Mary, mother of Jesus, has been identified as the "handmaid of the Lord".  In Luke 1: 38, when the angel Gabriel came to Mary to announce that she will bear the Son of God, Mary replies to Gabriel: "Behold, I am the handmaid of the Lord. May it be done to me according to your word."

A handmaid is a female servant in ancient times. She may have been at times a slave, or a lowly employee. In some stories of the Bible, she is the consort of the mistress's husband.

In 1985, Margaret Atwood wrote the widely read, "The Handmaid's Tale", a dark inversion of the Biblical story, in which powerful, abusive leaders subjugate women, forbidding the women to own property, to work, to manage their finances or even to read. The Handmaids become a fertility class, organized and subjugated, to repopulate the earth after world-wide infertility.

And now this Christmas season, Professor Eric Sprankle, Minn. State University,  has posted on social media that "the virgin birth story is about an all-knowing, all-powerful deity impregnating a human teen."

Besides the immense unfairness of overlaying our modern sensibilities upon an ancient story and expecting a different result, the Atwood and Sprankle interpretations are subversions bordering on blasphemy.

At the same time, I know more than a few Christians who are amused by these misguided interpretations.

At Mary's meeting with Gabriel, she famously says, "Behold, I am the handmaid of the Lord. May it be done to me according to your word."

Mary also says, "For nothing shall be impossible with God." -[Luke 1:37]. In accepting with joy her assignation as Mother of Jesus, Mary recognizes the Infinite Possibility of God. This is not a grim "sentence", it is the possibility of redemption and healing in the corrupt world of Rome.

After Mary gives birth to Jesus in the stable, Wise Men from the East visit to pay homage. Luke 2: 18 says, "After they had seen the child, they spread the message they had received about Him. But Mary treasured up all these things in her heart."  Mary knew the special, even Divine qualities of her experiences. And she marveled over them.

Not only did Mary consent, she was honored, she marveled at this event, she was in awe.

Many who are not Catholic forget to keep reading their Bible until they stumble upon the Magnificat, also known as the hymn of praise of the Virgin Mary.

In Luke 1: 46-55, Mary sings glory to God: "My soul magnifies the Lord"- i.e., Mary's soul is a Light to reflect and amplify the glory of God.

"And my spirit rejoices in God my Savior; Because He has regarded [held in utmost esteem] the lowliness of the handmaid; for behold, henceforth all generations shall call me blessed."  Mary is no victim here, she has willingly accepted the honor bestowed upon her by God. All generations shall call Mary blessed, because God has esteemed the "lowliness of His handmaid." God has stooped low to make Mary great.

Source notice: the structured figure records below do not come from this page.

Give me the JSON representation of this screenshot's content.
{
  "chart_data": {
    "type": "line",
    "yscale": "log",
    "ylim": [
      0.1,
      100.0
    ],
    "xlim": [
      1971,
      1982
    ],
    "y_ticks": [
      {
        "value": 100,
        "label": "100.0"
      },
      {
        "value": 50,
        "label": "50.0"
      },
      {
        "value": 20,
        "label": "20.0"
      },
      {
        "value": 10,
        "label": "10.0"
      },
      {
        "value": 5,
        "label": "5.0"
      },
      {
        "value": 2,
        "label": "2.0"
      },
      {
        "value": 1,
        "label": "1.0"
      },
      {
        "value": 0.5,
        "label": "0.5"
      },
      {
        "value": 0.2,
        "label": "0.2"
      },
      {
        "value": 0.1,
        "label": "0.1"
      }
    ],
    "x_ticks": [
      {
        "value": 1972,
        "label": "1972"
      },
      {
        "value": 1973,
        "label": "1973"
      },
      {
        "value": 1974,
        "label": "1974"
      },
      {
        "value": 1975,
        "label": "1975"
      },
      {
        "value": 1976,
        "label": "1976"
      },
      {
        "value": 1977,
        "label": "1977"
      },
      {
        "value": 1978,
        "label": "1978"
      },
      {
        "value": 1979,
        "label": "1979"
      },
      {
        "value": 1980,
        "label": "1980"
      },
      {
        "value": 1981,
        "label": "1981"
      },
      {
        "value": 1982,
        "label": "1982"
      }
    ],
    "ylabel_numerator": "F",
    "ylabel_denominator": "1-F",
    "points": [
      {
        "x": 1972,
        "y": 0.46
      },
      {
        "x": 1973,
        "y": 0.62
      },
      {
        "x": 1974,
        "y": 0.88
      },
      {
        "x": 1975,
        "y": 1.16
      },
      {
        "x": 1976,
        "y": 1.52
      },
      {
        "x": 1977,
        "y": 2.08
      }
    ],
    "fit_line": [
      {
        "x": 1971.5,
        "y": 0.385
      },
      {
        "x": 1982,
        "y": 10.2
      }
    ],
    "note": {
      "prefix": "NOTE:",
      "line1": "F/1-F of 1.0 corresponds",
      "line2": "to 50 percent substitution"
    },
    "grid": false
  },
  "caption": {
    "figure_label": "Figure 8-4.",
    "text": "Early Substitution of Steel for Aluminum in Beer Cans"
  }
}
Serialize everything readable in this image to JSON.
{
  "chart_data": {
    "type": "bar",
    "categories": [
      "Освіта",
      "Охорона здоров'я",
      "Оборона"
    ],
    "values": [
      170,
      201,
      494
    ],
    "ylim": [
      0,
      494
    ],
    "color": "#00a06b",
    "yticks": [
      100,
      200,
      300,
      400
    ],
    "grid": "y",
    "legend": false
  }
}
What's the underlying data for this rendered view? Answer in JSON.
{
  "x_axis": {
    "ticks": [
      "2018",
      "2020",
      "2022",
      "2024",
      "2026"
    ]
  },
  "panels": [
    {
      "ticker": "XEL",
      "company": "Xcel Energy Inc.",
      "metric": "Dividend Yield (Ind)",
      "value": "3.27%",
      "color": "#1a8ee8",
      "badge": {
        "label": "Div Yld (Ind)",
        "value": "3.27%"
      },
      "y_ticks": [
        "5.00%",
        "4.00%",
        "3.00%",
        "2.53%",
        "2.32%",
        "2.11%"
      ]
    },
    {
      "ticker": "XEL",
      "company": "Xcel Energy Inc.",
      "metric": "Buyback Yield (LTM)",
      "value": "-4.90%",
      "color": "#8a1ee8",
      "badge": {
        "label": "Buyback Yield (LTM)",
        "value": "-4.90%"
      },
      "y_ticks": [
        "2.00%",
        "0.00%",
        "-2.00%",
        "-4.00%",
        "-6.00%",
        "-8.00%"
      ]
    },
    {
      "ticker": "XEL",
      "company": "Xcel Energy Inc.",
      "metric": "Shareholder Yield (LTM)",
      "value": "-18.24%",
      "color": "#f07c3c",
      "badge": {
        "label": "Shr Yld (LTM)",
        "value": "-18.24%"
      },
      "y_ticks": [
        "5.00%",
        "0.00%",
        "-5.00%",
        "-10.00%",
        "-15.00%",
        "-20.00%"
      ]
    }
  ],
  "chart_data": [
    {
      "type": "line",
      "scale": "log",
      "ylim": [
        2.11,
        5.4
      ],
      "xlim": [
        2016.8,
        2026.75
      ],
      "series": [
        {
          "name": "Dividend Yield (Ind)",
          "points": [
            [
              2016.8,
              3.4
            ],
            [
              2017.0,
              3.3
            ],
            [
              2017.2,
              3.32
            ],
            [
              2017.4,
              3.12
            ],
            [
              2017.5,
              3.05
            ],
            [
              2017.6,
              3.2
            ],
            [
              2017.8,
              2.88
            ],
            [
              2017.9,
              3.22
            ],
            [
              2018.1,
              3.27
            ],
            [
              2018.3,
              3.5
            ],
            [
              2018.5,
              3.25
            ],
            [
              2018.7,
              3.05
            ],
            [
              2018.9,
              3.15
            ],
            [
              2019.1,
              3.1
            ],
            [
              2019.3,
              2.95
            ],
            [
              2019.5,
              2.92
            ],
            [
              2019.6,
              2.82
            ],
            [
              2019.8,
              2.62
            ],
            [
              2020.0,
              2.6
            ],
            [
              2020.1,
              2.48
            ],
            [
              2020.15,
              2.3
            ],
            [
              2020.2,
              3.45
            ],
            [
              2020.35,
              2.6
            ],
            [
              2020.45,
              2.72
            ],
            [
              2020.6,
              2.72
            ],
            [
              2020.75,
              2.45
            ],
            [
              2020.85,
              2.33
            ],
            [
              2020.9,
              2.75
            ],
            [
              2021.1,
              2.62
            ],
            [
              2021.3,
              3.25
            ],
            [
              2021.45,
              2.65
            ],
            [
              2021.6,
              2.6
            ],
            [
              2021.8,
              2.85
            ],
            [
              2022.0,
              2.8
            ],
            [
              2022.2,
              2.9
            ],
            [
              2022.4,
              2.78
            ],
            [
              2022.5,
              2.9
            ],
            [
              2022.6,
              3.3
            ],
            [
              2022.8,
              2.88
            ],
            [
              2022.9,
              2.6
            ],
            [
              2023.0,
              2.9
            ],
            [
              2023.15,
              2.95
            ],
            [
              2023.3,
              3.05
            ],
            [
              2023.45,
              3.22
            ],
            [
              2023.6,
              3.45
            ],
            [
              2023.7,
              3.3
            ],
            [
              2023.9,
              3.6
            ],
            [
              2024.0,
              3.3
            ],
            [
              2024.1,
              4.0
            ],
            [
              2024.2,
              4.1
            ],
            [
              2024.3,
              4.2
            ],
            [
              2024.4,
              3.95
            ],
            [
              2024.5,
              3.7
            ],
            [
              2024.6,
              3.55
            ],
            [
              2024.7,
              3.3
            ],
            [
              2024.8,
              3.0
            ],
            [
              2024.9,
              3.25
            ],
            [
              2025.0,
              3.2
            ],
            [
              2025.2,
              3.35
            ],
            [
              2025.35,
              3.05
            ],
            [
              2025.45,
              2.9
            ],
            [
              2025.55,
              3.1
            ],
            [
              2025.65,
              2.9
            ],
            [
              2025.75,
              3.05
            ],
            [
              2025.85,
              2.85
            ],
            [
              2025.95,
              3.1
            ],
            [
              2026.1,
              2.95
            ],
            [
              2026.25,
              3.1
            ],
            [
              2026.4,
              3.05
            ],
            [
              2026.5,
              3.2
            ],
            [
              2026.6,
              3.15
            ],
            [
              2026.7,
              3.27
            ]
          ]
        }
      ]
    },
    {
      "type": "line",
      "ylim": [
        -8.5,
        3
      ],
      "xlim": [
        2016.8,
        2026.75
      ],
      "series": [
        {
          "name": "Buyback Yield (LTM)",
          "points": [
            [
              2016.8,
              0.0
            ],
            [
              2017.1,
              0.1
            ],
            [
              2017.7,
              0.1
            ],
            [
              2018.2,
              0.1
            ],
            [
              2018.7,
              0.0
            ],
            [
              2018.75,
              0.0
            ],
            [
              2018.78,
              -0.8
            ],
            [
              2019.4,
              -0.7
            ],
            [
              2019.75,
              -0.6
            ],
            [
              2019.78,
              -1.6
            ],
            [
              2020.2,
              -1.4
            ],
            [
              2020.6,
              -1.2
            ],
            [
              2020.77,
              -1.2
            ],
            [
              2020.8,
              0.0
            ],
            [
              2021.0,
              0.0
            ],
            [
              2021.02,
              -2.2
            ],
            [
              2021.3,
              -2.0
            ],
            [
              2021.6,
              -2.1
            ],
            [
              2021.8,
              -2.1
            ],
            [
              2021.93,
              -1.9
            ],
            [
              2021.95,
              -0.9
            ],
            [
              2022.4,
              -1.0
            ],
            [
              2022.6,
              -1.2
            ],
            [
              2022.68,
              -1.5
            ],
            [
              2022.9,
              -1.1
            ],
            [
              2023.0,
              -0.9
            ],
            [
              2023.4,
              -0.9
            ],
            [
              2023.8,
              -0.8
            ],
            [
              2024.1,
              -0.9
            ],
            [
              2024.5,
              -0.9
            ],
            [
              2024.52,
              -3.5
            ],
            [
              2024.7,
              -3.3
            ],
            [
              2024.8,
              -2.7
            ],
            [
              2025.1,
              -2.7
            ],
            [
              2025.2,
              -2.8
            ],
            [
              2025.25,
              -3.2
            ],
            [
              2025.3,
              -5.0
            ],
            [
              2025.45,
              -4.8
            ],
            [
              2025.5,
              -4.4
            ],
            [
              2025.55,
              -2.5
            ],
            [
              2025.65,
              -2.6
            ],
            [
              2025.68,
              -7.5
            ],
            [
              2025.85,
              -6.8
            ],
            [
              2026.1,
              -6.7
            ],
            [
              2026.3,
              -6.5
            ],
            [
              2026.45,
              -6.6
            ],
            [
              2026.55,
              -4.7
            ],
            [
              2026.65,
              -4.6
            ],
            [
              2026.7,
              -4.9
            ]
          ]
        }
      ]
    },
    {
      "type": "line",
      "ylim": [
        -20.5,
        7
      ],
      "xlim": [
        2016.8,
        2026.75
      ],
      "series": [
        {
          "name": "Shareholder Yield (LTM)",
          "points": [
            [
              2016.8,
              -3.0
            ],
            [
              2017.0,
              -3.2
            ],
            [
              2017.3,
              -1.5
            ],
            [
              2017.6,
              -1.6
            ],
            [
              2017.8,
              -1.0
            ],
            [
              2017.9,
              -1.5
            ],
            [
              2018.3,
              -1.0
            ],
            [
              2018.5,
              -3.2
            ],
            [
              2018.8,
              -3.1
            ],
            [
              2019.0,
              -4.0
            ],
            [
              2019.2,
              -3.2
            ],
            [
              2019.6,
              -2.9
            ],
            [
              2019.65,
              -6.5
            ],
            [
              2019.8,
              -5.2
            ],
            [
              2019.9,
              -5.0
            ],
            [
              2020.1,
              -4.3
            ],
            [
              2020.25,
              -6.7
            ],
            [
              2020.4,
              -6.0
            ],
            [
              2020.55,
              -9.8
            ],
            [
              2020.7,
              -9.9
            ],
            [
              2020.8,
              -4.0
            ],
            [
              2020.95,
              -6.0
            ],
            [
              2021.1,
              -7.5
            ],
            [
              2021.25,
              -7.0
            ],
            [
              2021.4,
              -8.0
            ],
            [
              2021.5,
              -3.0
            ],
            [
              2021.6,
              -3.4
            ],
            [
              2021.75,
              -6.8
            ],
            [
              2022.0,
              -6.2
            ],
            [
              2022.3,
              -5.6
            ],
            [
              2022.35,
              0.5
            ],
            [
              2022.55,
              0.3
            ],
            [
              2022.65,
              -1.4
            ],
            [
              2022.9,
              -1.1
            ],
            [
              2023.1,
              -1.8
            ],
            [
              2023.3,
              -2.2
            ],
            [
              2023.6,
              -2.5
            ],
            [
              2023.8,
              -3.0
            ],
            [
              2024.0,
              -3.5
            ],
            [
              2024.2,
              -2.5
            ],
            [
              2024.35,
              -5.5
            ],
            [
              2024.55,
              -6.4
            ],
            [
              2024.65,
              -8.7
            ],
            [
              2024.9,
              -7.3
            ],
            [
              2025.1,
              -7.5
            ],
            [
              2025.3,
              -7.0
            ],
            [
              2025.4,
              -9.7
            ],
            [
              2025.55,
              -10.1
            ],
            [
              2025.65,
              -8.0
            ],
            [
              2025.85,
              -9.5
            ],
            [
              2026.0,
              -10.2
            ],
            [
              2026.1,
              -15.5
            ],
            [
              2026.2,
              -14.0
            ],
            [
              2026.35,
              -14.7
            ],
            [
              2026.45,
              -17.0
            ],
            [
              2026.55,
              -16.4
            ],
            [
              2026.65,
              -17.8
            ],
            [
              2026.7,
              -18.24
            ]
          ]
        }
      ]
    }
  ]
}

"And His mercy is from generation to generation on those who fear Him. He has shown might with His arm, He has scattered the proud conceit of the heart. He has put down the mighty from their thrones, and exalted the lowly. He has filled the hungry with good things, and the rich He has sent away empty."

Mary is no subjugated and abject victim here. She is a heroine, who is lifted up from lowly status, to become the Mother of Love, and the Mother of a worldwide, eternal movement to topple corrupt power and to elevate the lowly. Through Mary, God has "scattered the proud in [their conceit], and has put down the mighty from their thrones. . . the rich he has sent away empty."
The rich, already being filled with their own conceit, have no room for God. They have already possessed more than enough bounty in this Life, and so they do not thrive in the Next.

Mary is the epitome of, "The humble shall be exalted."

Mary is no passive subject, but an active catalyst for spiritual and social change.  To say she is nothing more than a victim of Divine violence is a total mischaracterization and misreading of the very words on the page.

Archbishop Fulton J. Sheen said, "Mary is like a magnifying glass that intensifies our love of her Son."  If we all could emanate only half of her Light, we would live in a vastly brighter world.